Why should I care about the cell phone records of a robbery suspect in a criminal case?
In dissent, Justice Kennedy argued that “[c]ustomers….do not own, possess, control, or use the [cell-site] records, and….have no reasonable expectation…they cannot be disclosed pursuant to lawful compulsory process.” Chief Justice Roberts and the Carpenter majority rejected the argument that “cell-site records are fair game because they are ‘business records’ created and maintained by the wireless carriers,” and given by voluntary consent. Id. at 15. The Chief Justice wrote:
Virtually any activity on the phone generates [data], including incoming calls, texts, or e-mails and countless other data connections that a phone automatically makes when checking for news, weather, or social media updates. Apart from disconnecting the phone from the network, there is no way to avoid leaving behind a trail of location data. As a result, in no meaningful sense does the user voluntarily “assume the risk” of turning over a comprehensive dossier of his physical movements.
Id. at 17. Thus, Carpenter indicates that personal data like cell-site geolocation falls within the penumbra of privacy under the Constitution because of “its depth, breadth and comprehensive reach” and “the inescapable and automatic nature of its collection.” Id. at 20.
How does enhanced protection of individual location data affect US businesses?

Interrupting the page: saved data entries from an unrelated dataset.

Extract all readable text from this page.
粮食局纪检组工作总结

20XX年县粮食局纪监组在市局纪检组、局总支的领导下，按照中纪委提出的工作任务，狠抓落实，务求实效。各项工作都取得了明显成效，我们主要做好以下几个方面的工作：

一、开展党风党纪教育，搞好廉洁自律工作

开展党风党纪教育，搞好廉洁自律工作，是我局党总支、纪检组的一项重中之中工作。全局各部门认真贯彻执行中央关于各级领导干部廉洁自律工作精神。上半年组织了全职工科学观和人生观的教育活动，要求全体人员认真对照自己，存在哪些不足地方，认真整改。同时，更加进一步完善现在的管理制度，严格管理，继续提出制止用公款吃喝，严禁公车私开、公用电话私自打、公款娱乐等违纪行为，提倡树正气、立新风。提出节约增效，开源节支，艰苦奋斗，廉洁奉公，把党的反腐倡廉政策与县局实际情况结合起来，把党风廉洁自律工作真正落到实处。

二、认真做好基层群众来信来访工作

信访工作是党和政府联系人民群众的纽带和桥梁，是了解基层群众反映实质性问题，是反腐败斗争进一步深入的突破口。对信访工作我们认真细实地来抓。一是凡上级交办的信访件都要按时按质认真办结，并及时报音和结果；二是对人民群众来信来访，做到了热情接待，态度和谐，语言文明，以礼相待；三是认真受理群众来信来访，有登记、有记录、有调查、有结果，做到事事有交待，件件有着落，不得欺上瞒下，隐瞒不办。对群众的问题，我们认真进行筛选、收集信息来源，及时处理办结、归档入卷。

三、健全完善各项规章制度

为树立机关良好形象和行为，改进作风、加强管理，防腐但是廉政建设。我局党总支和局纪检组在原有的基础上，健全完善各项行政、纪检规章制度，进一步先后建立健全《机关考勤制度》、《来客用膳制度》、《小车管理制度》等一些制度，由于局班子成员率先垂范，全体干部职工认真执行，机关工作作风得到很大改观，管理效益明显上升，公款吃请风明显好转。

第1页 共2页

The EU and much of the rest of the world already treats personal data protection as a fundamental human right, as illustrated by the EU General Data Protection Regulation that became effective on May 25, 2018. Facebook, for example, is facing questions and litigation on both sides of the Atlantic arising from the disclosure of “friends’” personal data to third party applications, including that of election consultant Cambridge Analytica.

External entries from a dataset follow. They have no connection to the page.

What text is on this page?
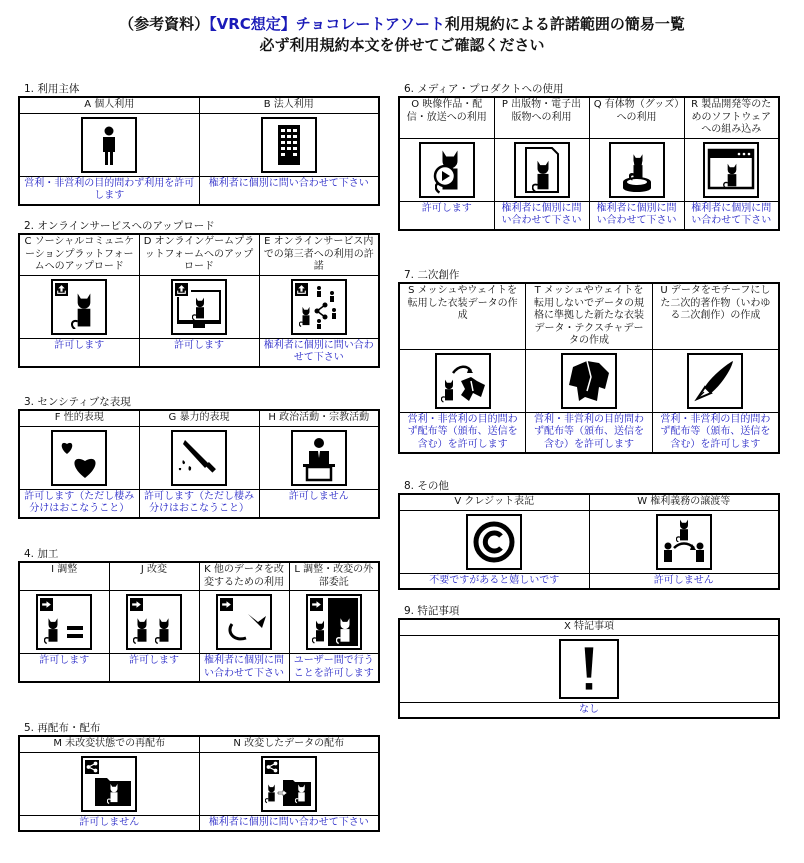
（参考資料）【VRC想定】チョコレートアソート利用規約による許諾範囲の簡易一覧
必ず利用規約本文を併せてご確認ください
1. 利用主体
A 個人利用	B 法人利用

営利・非営利の目的問わず利用を許可します	権利者に個別に問い合わせて下さい
2. オンラインサービスへのアップロード
C ソーシャルコミュニケーションプラットフォームへのアップロード	D オンラインゲームプラットフォームへのアップロード	E オンラインサービス内での第三者への利用の許諾

許可します	許可します	権利者に個別に問い合わせて下さい
3. センシティブな表現
F 性的表現	G 暴力的表現	H 政治活動・宗教活動

許可します（ただし棲み分けはおこなうこと）	許可します（ただし棲み分けはおこなうこと）	許可しません
4. 加工
I 調整	J 改変	K 他のデータを改変するための利用	L 調整・改変の外部委託

許可します	許可します	権利者に個別に問い合わせて下さい	ユーザー間で行うことを許可します
5. 再配布・配布
M 未改変状態での再配布	N 改変したデータの配布

許可しません	権利者に個別に問い合わせて下さい
6. メディア・プロダクトへの使用
O 映像作品・配信・放送への利用	P 出版物・電子出版物への利用	Q 有体物（グッズ）への利用	R 製品開発等のためのソフトウェアへの組み込み

許可します	権利者に個別に問い合わせて下さい	権利者に個別に問い合わせて下さい	権利者に個別に問い合わせて下さい
7. 二次創作
S メッシュやウェイトを転用した衣装データの作成	T メッシュやウェイトを転用しないでデータの規格に準拠した新たな衣装データ・テクスチャデータの作成	U データをモチーフにした二次的著作物（いわゆる二次創作）の作成

営利・非営利の目的問わず配布等（頒布、送信を含む）を許可します	営利・非営利の目的問わず配布等（頒布、送信を含む）を許可します	営利・非営利の目的問わず配布等（頒布、送信を含む）を許可します
8. その他
V クレジット表記	W 権利義務の譲渡等

不要ですがあると嬉しいです	許可しません
9. 特記事項
X 特記事項

なし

Carpenter reflects a trend toward a greater expectation of privacy for American’s personal data. To that end, one can expect state attorneys general and consumers to scrutinize the reasons and consents obtained for collection of such data. American businesses should continue to treat personal data as an extremely valuable business asset, but recognize that transparency and security in the handling and use of such data can have a profound effect on the bottom line.
What should a business do in light of Carpenter and other privacy protections?

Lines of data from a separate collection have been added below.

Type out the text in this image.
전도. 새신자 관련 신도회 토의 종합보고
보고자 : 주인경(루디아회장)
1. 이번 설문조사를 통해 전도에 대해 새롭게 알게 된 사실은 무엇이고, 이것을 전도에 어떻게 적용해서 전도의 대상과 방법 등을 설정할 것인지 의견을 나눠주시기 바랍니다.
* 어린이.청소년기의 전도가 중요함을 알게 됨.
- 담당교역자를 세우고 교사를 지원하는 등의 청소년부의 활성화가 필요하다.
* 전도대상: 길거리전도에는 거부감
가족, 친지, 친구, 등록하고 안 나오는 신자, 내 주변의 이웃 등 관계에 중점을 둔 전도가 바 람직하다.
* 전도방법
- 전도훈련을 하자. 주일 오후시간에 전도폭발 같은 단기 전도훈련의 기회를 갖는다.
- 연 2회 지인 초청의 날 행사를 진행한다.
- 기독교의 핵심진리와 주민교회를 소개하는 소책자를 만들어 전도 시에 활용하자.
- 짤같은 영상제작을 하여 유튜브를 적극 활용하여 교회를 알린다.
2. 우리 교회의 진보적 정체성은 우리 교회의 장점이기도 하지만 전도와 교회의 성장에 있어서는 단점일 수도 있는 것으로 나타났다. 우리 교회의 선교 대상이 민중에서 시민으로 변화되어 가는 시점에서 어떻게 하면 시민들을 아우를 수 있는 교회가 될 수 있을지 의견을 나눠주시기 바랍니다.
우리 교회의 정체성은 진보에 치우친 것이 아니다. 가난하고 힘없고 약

Take stock of all the personal data in your possession, particularly sensitive information regarding location, financial accounts or health. Be prepared to explain your reasons for collecting it, the measures you take to protect it, and have a plan for responding to demands by law enforcement or third party litigants for access to it. To ignore these issues is to put in peril your ability to use the data upon which most businesses and our economy now relies.